O presidente americano afirmou que os bombardeios “continuarão até que ele diga ‘basta’” e antecipou uma ofensiva “muito forte” para a noite de quinta-feira (16). Embora tenha reconhecido que Washington já teria “alcançado” seus objetivos militares, sustentou que “a única forma de negociar” com o Irã é “por meio da força”.
Trump comparou o Irã a um boxeador que, embora “degradado a um nível muito baixo”, ainda conserva alguma capacidade de resposta. “Eles ainda têm alguma força para lutar, mas não muita”, afirmou. Questionado sobre uma possível retomada do diálogo, respondeu: “Agora não quero negociar”.

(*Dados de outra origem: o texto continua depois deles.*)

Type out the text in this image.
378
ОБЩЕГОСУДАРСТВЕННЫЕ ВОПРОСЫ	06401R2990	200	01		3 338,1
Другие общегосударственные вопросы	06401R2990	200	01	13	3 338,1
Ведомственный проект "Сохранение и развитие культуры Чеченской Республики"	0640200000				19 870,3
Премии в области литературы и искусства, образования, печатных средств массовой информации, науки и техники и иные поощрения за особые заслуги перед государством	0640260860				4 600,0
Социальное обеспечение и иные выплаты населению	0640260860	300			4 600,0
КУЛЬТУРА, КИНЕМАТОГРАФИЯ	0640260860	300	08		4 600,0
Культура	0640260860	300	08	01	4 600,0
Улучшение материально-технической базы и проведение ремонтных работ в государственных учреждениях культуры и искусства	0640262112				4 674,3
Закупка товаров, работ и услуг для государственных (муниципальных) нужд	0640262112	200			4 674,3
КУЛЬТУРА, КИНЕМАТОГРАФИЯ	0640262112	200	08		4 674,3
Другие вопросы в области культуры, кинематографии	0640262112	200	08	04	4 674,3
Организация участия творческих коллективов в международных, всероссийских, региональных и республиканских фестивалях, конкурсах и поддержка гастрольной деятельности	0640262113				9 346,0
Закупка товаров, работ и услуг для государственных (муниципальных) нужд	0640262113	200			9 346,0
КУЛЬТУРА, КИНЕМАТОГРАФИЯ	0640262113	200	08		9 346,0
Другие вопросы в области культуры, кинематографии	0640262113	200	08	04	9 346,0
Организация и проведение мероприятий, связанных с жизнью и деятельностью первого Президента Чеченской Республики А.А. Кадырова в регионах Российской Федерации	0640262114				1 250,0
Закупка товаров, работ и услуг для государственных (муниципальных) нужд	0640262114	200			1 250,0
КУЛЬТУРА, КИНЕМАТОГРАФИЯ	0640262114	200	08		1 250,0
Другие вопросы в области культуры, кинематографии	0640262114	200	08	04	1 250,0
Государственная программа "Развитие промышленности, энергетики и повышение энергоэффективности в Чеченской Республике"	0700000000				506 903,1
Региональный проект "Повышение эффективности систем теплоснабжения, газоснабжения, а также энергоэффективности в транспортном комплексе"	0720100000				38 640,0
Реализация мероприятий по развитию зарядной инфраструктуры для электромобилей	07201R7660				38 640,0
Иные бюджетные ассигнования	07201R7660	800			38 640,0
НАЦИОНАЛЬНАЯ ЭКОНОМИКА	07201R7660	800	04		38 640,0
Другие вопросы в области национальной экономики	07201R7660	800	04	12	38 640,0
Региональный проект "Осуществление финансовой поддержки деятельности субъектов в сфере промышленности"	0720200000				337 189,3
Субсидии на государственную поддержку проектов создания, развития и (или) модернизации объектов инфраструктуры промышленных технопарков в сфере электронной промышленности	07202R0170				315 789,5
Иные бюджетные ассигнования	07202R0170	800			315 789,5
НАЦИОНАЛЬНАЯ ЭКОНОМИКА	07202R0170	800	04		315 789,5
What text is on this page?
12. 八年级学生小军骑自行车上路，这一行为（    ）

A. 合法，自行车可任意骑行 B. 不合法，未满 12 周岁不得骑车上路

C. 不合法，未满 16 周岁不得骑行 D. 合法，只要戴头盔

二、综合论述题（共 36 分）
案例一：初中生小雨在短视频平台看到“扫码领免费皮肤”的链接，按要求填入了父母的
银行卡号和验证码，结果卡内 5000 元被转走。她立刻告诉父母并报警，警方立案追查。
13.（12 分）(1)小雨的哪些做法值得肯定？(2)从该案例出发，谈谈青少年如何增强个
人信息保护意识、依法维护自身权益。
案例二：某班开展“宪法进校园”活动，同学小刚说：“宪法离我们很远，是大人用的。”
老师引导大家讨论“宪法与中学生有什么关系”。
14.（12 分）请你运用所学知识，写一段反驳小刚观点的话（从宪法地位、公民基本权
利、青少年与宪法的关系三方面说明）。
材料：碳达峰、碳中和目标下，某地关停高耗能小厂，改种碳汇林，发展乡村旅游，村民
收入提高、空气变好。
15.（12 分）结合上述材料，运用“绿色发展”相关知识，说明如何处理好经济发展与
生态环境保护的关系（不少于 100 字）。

Ameaças à infraestrutura civil e direito internacional
Ameaças à infraestrutura civil não são novas. Em março, Trump já havia advertido que “obliteraria” usinas elétricas e de água potável iranianas se Teerã não concordasse com os termos de paz. Organizações de direito internacional sustentam que a destruição de instalações civis desse tipo constitui violação do direito internacional humanitário e pode ser tipificada como crime de guerra.
Últimos ataques dos EUA
O Comando Central dos EUA (Centcom) informou que os ataques mais recentes tiveram como alvo “centros de comando iranianos, posições de defesa aérea, capacidades de mísseis e drones, e instalações de vigilância costeira”, com o objetivo de “degradar a capacidade do regime de ameaçar marinheiros inocentes que tripulam navios comerciais que transitam pelo Estreito de Ormuz”. Foram usadas munições de precisão para atingir múltiplos locais, incluindo Bandar Abbas.
O Estreito de Ormuz é um canal estratégico por onde passa uma parcela substancial do petróleo e do gás do Golfo Pérsico.